As well, WestPac and others are contending with ballooning capital costs.

Initially projected at $350 million, WestPac’s Prince Rupert project costs could jump by as much as 50 per cent by 2011 when construction is in full swing, said Leson. He added that the increase is due primarily to the price of nickel-content steel needed for LNG infrastructure rising by as much as 400 per cent in the past few years.

But Boulton regarded the supply constraints as more of a challenge than a setback.Things could look a little better around 2010, she said, when more LNG supply is expected to come on stream.

Global LNG supply, according to Vancouver energy expert Brian Moghadam, is expected to increase to about 44 billion cubic feet (bcf) a day by 2012 compared with current levels of around 22 bcf a day. About 13 bcf per day would then be available for North America’s needs.

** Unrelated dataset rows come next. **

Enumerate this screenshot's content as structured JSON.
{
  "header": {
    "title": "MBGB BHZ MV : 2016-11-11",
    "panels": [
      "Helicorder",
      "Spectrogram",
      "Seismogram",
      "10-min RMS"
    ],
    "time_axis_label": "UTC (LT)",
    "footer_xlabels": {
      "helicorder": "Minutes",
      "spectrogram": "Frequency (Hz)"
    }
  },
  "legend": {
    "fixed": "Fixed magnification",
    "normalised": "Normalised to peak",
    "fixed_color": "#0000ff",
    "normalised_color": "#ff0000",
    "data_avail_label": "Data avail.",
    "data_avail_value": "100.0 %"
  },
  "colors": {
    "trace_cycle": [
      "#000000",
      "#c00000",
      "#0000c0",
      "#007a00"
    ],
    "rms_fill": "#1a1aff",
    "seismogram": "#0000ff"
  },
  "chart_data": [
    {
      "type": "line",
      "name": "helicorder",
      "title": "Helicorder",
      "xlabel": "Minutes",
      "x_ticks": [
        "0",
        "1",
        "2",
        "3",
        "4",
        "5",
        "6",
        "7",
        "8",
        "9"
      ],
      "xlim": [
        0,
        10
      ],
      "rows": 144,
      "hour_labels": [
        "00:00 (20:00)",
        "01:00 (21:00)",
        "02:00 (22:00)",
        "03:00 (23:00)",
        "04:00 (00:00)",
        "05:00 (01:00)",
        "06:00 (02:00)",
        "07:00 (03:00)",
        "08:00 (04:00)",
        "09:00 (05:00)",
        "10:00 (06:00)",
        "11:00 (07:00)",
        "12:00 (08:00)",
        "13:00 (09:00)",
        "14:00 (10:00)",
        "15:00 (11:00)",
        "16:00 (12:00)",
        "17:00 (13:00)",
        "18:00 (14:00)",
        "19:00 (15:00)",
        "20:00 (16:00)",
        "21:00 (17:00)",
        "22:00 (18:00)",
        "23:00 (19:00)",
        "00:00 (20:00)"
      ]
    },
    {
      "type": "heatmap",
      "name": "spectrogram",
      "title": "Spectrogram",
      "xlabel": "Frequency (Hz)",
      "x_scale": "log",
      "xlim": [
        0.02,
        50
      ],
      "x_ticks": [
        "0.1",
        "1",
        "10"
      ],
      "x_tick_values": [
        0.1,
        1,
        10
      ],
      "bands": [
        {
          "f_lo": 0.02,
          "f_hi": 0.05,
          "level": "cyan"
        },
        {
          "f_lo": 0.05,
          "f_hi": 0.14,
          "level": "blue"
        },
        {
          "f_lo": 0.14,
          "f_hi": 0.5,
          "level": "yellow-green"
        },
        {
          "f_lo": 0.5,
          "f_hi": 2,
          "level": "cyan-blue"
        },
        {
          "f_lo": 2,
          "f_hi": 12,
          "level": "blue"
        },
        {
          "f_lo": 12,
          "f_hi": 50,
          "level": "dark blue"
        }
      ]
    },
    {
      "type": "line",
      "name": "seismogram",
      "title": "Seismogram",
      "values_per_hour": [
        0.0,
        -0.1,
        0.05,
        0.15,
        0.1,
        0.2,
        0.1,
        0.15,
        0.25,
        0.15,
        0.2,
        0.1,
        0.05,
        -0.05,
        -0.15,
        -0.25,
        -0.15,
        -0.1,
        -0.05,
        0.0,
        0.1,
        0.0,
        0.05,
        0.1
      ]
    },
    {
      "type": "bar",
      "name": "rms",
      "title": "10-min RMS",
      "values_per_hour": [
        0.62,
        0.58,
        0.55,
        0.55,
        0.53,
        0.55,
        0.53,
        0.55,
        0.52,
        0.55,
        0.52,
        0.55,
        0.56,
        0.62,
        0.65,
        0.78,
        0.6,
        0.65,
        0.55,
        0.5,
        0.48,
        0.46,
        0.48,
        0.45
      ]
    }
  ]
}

Almost all North American LNG projects are having difficulty in sourcing supply, said Moghadam, not because there’s a shortage of gas but because of delays in building LNG liquefaction facilities overseas.

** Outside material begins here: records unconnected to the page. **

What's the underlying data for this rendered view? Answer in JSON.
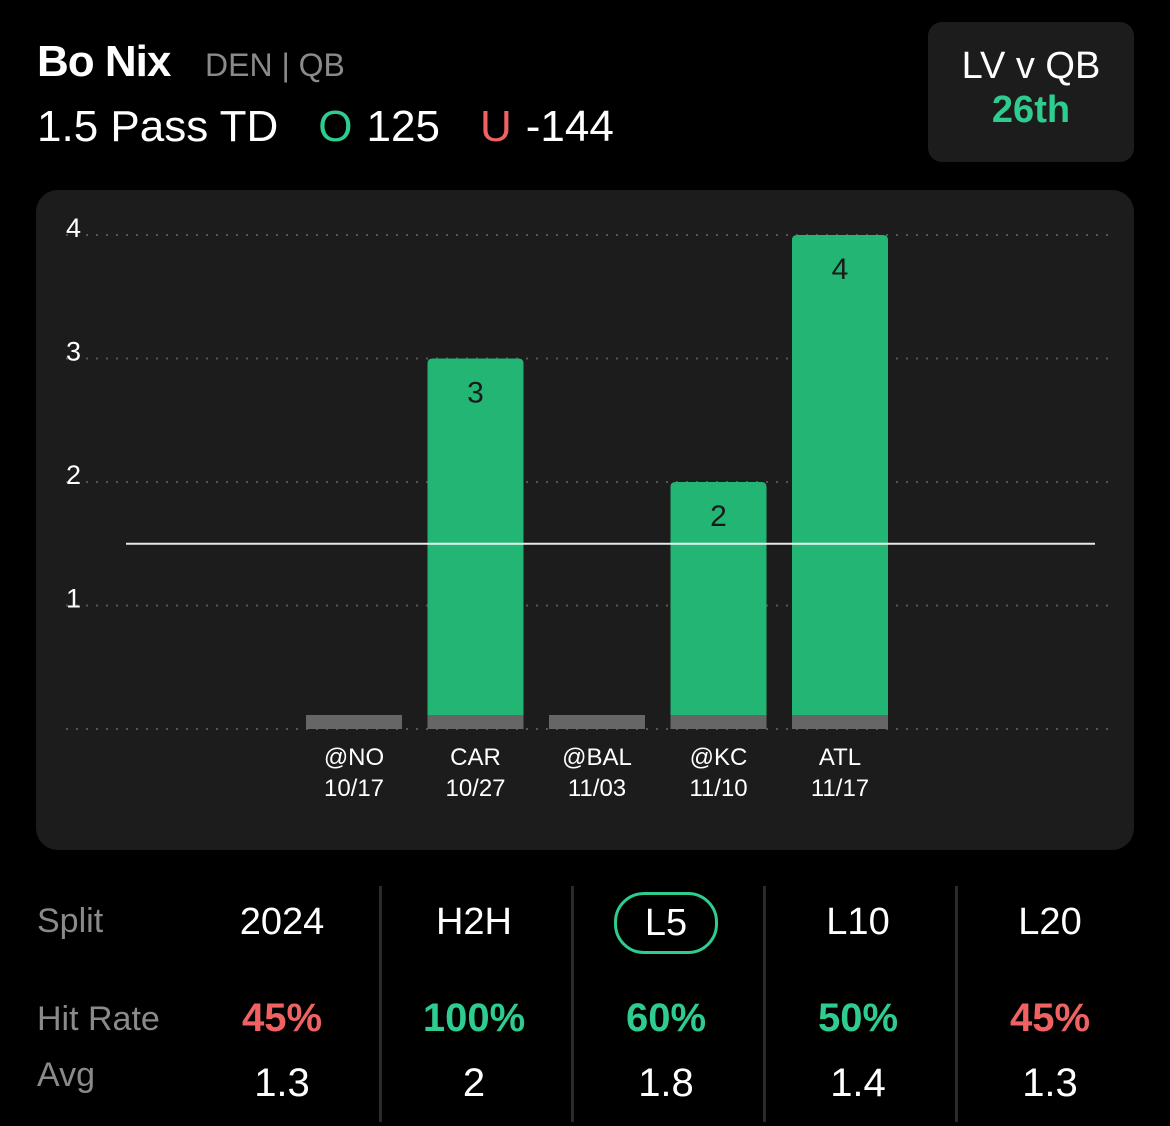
{
  "header": {
    "player_name": "Bo Nix",
    "player_meta": "DEN | QB",
    "prop": "1.5 Pass TD",
    "over_symbol": "O",
    "over_odds": "125",
    "under_symbol": "U",
    "under_odds": "-144"
  },
  "matchup": {
    "title": "LV v QB",
    "rank": "26th"
  },
  "colors": {
    "accent_green": "#2ecc8f",
    "bar_green": "#22b573",
    "miss_gray": "#666666",
    "red": "#f06262",
    "card_bg": "#1c1c1c"
  },
  "chart_data": {
    "type": "bar",
    "categories": [
      "@NO",
      "CAR",
      "@BAL",
      "@KC",
      "ATL"
    ],
    "dates": [
      "10/17",
      "10/27",
      "11/03",
      "11/10",
      "11/17"
    ],
    "values": [
      0,
      3,
      0,
      2,
      4
    ],
    "line": 1.5,
    "y_ticks": [
      "1",
      "2",
      "3",
      "4"
    ],
    "ylim": [
      0,
      4
    ],
    "grid": true
  },
  "splits": {
    "labels": {
      "split": "Split",
      "hit_rate": "Hit Rate",
      "avg": "Avg"
    },
    "columns": [
      {
        "name": "2024",
        "hit_rate": "45%",
        "avg": "1.3",
        "hit_color": "#f06262",
        "selected": false
      },
      {
        "name": "H2H",
        "hit_rate": "100%",
        "avg": "2",
        "hit_color": "#2ecc8f",
        "selected": false
      },
      {
        "name": "L5",
        "hit_rate": "60%",
        "avg": "1.8",
        "hit_color": "#2ecc8f",
        "selected": true
      },
      {
        "name": "L10",
        "hit_rate": "50%",
        "avg": "1.4",
        "hit_color": "#2ecc8f",
        "selected": false
      },
      {
        "name": "L20",
        "hit_rate": "45%",
        "avg": "1.3",
        "hit_color": "#f06262",
        "selected": false
      }
    ]
  }
}
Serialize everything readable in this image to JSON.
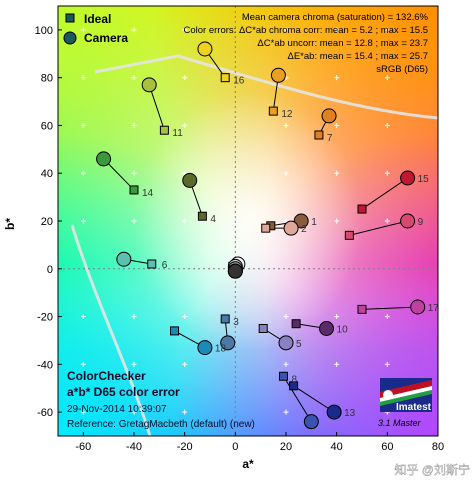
{
  "chart_data": {
    "type": "scatter",
    "title": "ColorChecker a*b* D65 color error",
    "xlabel": "a*",
    "ylabel": "b*",
    "xlim": [
      -70,
      80
    ],
    "ylim": [
      -70,
      110
    ],
    "xticks": [
      -60,
      -40,
      -20,
      0,
      20,
      40,
      60,
      80
    ],
    "yticks": [
      -60,
      -40,
      -20,
      0,
      20,
      40,
      60,
      80,
      100
    ],
    "grid": true,
    "legend": {
      "placement": "top-left",
      "ideal_label": "Ideal",
      "camera_label": "Camera"
    },
    "stats_lines": [
      "Mean camera chroma (saturation) = 132.6%",
      "Color errors:  ΔC*ab chroma corr:  mean = 5.2 ;  max = 15.5",
      "ΔC*ab uncorr:  mean = 12.8 ;  max = 23.7",
      "ΔE*ab:  mean = 15.4 ;  max = 25.7",
      "sRGB (D65)"
    ],
    "info_lines": [
      "ColorChecker",
      "a*b* D65 color error",
      "29-Nov-2014 10:39:07",
      "Reference: GretagMacbeth (default) (new)"
    ],
    "logo": {
      "name": "Imatest",
      "version": "3.1  Master"
    },
    "watermark": "知乎 @刘斯宁",
    "patches": [
      {
        "id": "1",
        "ideal": [
          14,
          18
        ],
        "camera": [
          26,
          20
        ],
        "color": "#8a5a3c"
      },
      {
        "id": "2",
        "ideal": [
          12,
          17
        ],
        "camera": [
          22,
          17
        ],
        "color": "#e0a898"
      },
      {
        "id": "3",
        "ideal": [
          -4,
          -21
        ],
        "camera": [
          -3,
          -31
        ],
        "color": "#4a7aa8"
      },
      {
        "id": "4",
        "ideal": [
          -13,
          22
        ],
        "camera": [
          -18,
          37
        ],
        "color": "#5a6a2a"
      },
      {
        "id": "5",
        "ideal": [
          11,
          -25
        ],
        "camera": [
          20,
          -31
        ],
        "color": "#8a82c0"
      },
      {
        "id": "6",
        "ideal": [
          -33,
          2
        ],
        "camera": [
          -44,
          4
        ],
        "color": "#5ac0b0"
      },
      {
        "id": "7",
        "ideal": [
          33,
          56
        ],
        "camera": [
          37,
          64
        ],
        "color": "#e08020"
      },
      {
        "id": "8",
        "ideal": [
          19,
          -45
        ],
        "camera": [
          30,
          -64
        ],
        "color": "#3a52b0"
      },
      {
        "id": "9",
        "ideal": [
          45,
          14
        ],
        "camera": [
          68,
          20
        ],
        "color": "#d84870"
      },
      {
        "id": "10",
        "ideal": [
          24,
          -23
        ],
        "camera": [
          36,
          -25
        ],
        "color": "#5a2a6a"
      },
      {
        "id": "11",
        "ideal": [
          -28,
          58
        ],
        "camera": [
          -34,
          77
        ],
        "color": "#a8c040"
      },
      {
        "id": "12",
        "ideal": [
          15,
          66
        ],
        "camera": [
          17,
          81
        ],
        "color": "#e8a020"
      },
      {
        "id": "13",
        "ideal": [
          23,
          -49
        ],
        "camera": [
          39,
          -60
        ],
        "color": "#1a2a8a"
      },
      {
        "id": "14",
        "ideal": [
          -40,
          33
        ],
        "camera": [
          -52,
          46
        ],
        "color": "#3a9a3a"
      },
      {
        "id": "15",
        "ideal": [
          50,
          25
        ],
        "camera": [
          68,
          38
        ],
        "color": "#c01830"
      },
      {
        "id": "16",
        "ideal": [
          -4,
          80
        ],
        "camera": [
          -12,
          92
        ],
        "color": "#f0d020"
      },
      {
        "id": "17",
        "ideal": [
          50,
          -17
        ],
        "camera": [
          72,
          -16
        ],
        "color": "#c040a0"
      },
      {
        "id": "18",
        "ideal": [
          -24,
          -26
        ],
        "camera": [
          -12,
          -33
        ],
        "color": "#1a8ab8"
      },
      {
        "id": "19",
        "ideal": [
          -1,
          1
        ],
        "camera": [
          1,
          2
        ],
        "color": "#f2f2f2"
      },
      {
        "id": "20",
        "ideal": [
          0,
          0
        ],
        "camera": [
          0,
          1
        ],
        "color": "#c8c8c8"
      },
      {
        "id": "21",
        "ideal": [
          0,
          0
        ],
        "camera": [
          0,
          0
        ],
        "color": "#a0a0a0"
      },
      {
        "id": "22",
        "ideal": [
          0,
          -1
        ],
        "camera": [
          0,
          -1
        ],
        "color": "#7a7a7a"
      },
      {
        "id": "23",
        "ideal": [
          0,
          -1
        ],
        "camera": [
          0,
          -1
        ],
        "color": "#555555"
      },
      {
        "id": "24",
        "ideal": [
          0,
          -1
        ],
        "camera": [
          0,
          -1
        ],
        "color": "#333333"
      }
    ]
  }
}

“These are huge multibillion-dollar projects, mired often in political risk (Russia, Nigeria, Iran, for example), environmental challenges and so on,” he said. “So for the time being, it’s an LNG sellers market.”

But there’s lots of customer interest, said Boulton.

“It’s a nice combination of utilities and some industrial customers in the oilsands area in Alberta.

“What we need to do is be able to match them with potential suppliers.”

The company initially was looking to source gas from Sakhalin Island north of Japan, a seven-day voyage to Kitimat, but it’s now scouring the rest of the world.

WestPac’s project will have a total capacity to transship the equivalent of up to one billion cubic feet of natural gas per day by LNG barges, trucks, railcars and an existing pipeline system, to the Pacific Northwest, Vancouver Island and Lower Mainland markets.

It’s looking to import LNG from Asia Pacific sources –Australia, Malaysia and Indonesia – as well as the Middle East, and sees Terasen Gas Inc. and BC Hydro as among potential local customers.

WestPac is aiming to supply between 150 million and 200 million cubic feet of natural gas per day, representing 15 per cent to 20 per cent of Terasen’s peak daily volumes.